The data bag item 'foo/bar_keys' is then saved, followed by the data bag item 'foo/bar'.

charlie can now view the contents of the vault using knife vault show because there is a now a copy of the shared secret that he can access.

Adding a new Node

The actor in this case is Alice, who wants to encrypt the value for all nodes instead of just those running linux. When she runs

knife vault update -S '*:*' foo bar

This vault is decrypted in the same fashion as described in 'Decrypting a Vault using knife'. This results in the plain text of the shared secret being available in memory.

The search query is run again, returning three nodes this time: one, two and three. The shared secret is then asymmetrically encrypted for each as described in 'Creating a Vault'.

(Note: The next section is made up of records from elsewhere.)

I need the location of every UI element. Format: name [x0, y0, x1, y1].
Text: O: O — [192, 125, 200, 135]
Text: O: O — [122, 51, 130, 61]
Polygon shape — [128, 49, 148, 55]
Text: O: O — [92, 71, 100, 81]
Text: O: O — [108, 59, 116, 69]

The data bag item 'foo/bar_keys' is then saved, followed by the data bag item 'foo/bar'.

Node three can now use the vault in a recipe because there is a now a copy of the shared secret that he it access.

Rotating Keys

Rotating keys chooses a new shared secret for the bag and encrypts it for all of the administrators and clients who currently have access. Unlike the knife vault update command, the search query is not re-run to pick up new clients.

The actor in this case is Alice, who wants to rotate the keys (perhaps to conform to an internal security policy). When she runs

knife vault rotate_keys foo bar

The vault is decrypted in the same fashion as described in 'Decrypting a Vault using knife'.

chef-vault generates a new 32-byte random string. It then creates an asymmetrically encrypted version of the new shared secret for each of the clients and administrators listed in the data bag item 'foo/bar_keys'.

The data bag item 'foo/bar_keys' is then saved, followed by the data bag item 'foo/bar'.

Failure Scenarios

Because the secret data is just a normal Chef encrypted data bag item, the keys are stored separately in a data bag suffixed with _keys. When the vault is saved, the data bag item containing the keys is saved before the encrypted data bag is.

If the key data bag item save succeeds, but the vault data bag item fails, the vault will be in an unsable state, because it will be encrypted with the old shared secret, but the keys data bag item contains asymmetrically encrypted copies of the new shared secret.

This can be mitigated by using solo mode, which writes the encrypted data bags to JSON files on disk rather than making changes using the Chef Server API. Another option is to use knife download to temporarily store a on-disk version of the vault data bag item and the keys data bag item before making changes. If any probems are encountered, the old copy of the data bags can be loaded back into the Chef server using knife data bag from file.